Sivasambu et al., in a single-center study, evaluated 84 patients who underwent AF ablation using HFJV compared to 84 matched control patients and followed them up for one year to assess one-year outcomes. Their primary finding was that, at 12 months, freedom from recurrent atrial arrhythmias was significantly higher in the HFJV group compared with the standard ventilation control group (31% vs. 50%; p = 0.012). The authors attributed this finding to better catheter stability, which improved lesion delivery and ablation line integrity. This result was demonstrated by the maintenance of high CF and mean force variability index in the HFJV group compared with the standard ventilation control group. They further reported that even though the use of vasopressors was significantly higher in the HFJV group, complication rates were similar to those in the control groups. Additionally, they demonstrated that utilizing HFJV does not increase complications nor the duration of the procedure.15 Elkassabany et al. presented a retrospective study on 188 patients ventilated with HFJV for PVI to evaluate the safety of this mode of ventilation.31 In this study, 13 (7%) had to be converted from HFJV to traditional sedation/ventilation techniques due to hypercapnia or hypoxemia. However, the remaining patients completed the ablation procedure under HFJV without any reported complications.
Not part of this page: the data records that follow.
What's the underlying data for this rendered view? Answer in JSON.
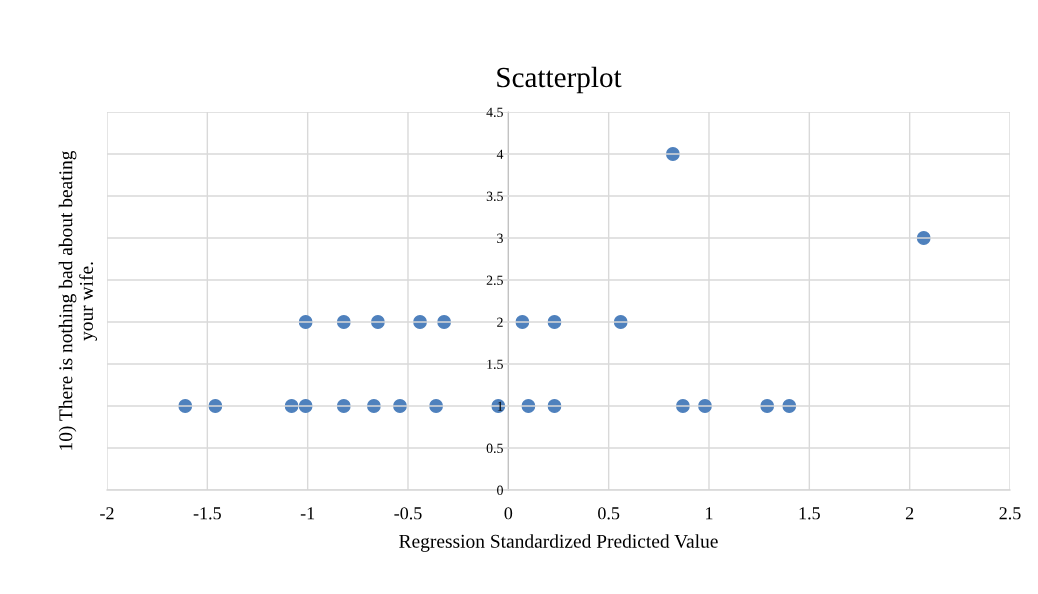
{
  "chart_data": {
    "type": "scatter",
    "title": "Scatterplot",
    "xlabel": "Regression Standardized Predicted Value",
    "ylabel": "10) There is nothing bad about beating\nyour wife.",
    "series": [
      {
        "color": "#4f81bd",
        "x": [
          -1.61,
          -1.46,
          -1.08,
          -1.01,
          -0.82,
          -0.67,
          -0.54,
          -0.36,
          -0.05,
          0.1,
          0.23,
          0.87,
          0.98,
          1.29,
          1.4,
          -1.01,
          -0.82,
          -0.65,
          -0.44,
          -0.32,
          0.07,
          0.23,
          0.56,
          0.82,
          2.07
        ],
        "values": [
          1,
          1,
          1,
          1,
          1,
          1,
          1,
          1,
          1,
          1,
          1,
          1,
          1,
          1,
          1,
          2,
          2,
          2,
          2,
          2,
          2,
          2,
          2,
          4,
          3
        ]
      }
    ],
    "xlim": [
      -2,
      2.5
    ],
    "xticks": [
      -2,
      -1.5,
      -1,
      -0.5,
      0,
      0.5,
      1,
      1.5,
      2,
      2.5
    ],
    "ylim": [
      0,
      4.5
    ],
    "yticks": [
      0,
      0.5,
      1,
      1.5,
      2,
      2.5,
      3,
      3.5,
      4,
      4.5
    ],
    "grid": true,
    "marker": "circle",
    "legend": false
  }
}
Hence, it was concluded that HFJV is considered a safe procedure when used in catheter ablation under general anesthesia.31

Discussion

HFJV, as evidenced by studies summarized in this article, is an effective approach to maintain catheter stability by minimizing patient movement and delivering reliable energy and effective CF to lesions. The studies showed favorable outcomes in terms of long-term AF freedom when HFJV was employed.

If HFJV is considered as a method of ventilation, there are several factors that need to be considered prior to its use. The main issue is the availability of anesthesiologists and staff for general anesthesia. General anesthesia is not widely used due to cost issues and, in certain institutions, due to high patient turnover. Utilizing general anesthesia is time-consuming and adds to the procedure time. Moreover, using HFJV requires a unique ventilator and disposable equipment with the associated additional costs and specialized training for the anesthesia team. While, anecdotally, there are other uses for the ventilator, such as Watchman left atrial appendage closure device implantation and other structural heart cases, its use is still expensive. Furthermore, patient monitoring requires frequent blood draws and blood gas analysis to evaluate oxygenation and CO2 levels adding to the complexity of this method. However, this method is increasingly becoming available in different institutions and may become standard of care in the future.

Conclusion

HFJV during PVI using RF CF catheters is associated with improvement in procedural time and catheter stability. Due to the benefits of HFJV discussed in this article, HFJV support during AF ablation procedures might become standard practice in many institutions in the near future.

Acknowledgment

The authors are grateful to their colleagues, who contributed invaluable information.